Dale-Gudbrand is a historical Norwegian person that appears in the Separate Saga of St. Olaf in Snorri Sturluson's Heimskringla. He is said to have lived at the farm in Hundorp in the Gudbrand Valley around the year 1000, and to have been the most powerful man in the Gudbrand Valley at that time, with the status of a hersir. He is named in Haakon Jarl's Saga as being allied with Haakon Jarl in his conflict with King Harald Greycloak.

The Separate Saga of St. Olaf describes a meeting between Olaf II of Norway and Dale-Gudbrand in 1021 that was the start of the introduction of Christianity into the Gudbrand Valley.

King Olav agreed to meet the farmers early the next morning, and then the idol of Thor should be borne out. When the meeting was set, Dale-Gudbrand asked the king where his god was. At the same time the sun rose and the king replied, "There comes my God with great light." When the farmers turned to look at the sunrise, Kolbein struck the idol so that it burst and out came mice, lizards, and worms. When they saw this, Dale-Gudbrand and the peasants accepted Christianity.

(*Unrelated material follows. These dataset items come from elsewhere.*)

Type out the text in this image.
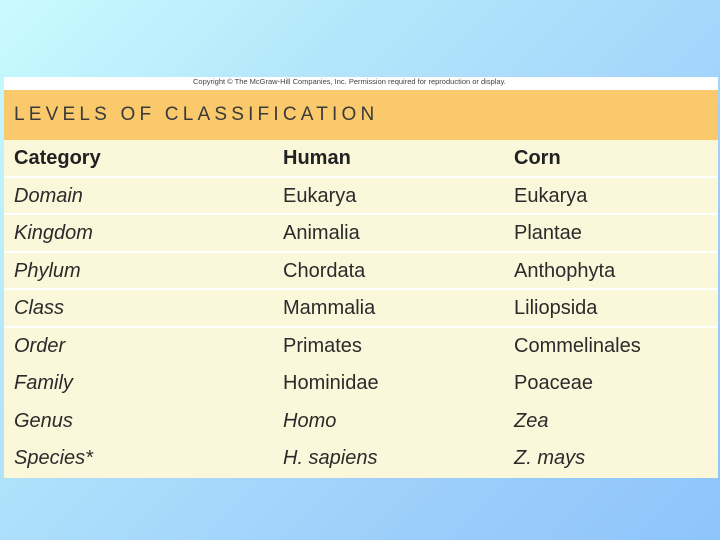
Copyright © The McGraw-Hill Companies, Inc. Permission required for reproduction or display.
LEVELS OF CLASSIFICATION
Category	Human	Corn
Domain	Eukarya	Eukarya
Kingdom	Animalia	Plantae
Phylum	Chordata	Anthophyta
Class	Mammalia	Liliopsida
Order	Primates	Commelinales
Family	Hominidae	Poaceae
Genus	Homo	Zea
Species*	H. sapiens	Z. mays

The story of an idol that is broken is a motif found in many legends and stories about Christianization around Europe. When the hero breaks the idol, the devil comes out in the form of a worm or a dragon. The story is well known in Norway because it was reproduced in Nordahl Rolfsen's Lesebok for Folkeskolen (Elementary School Reader), and then in a retelling by Alexander Bugge.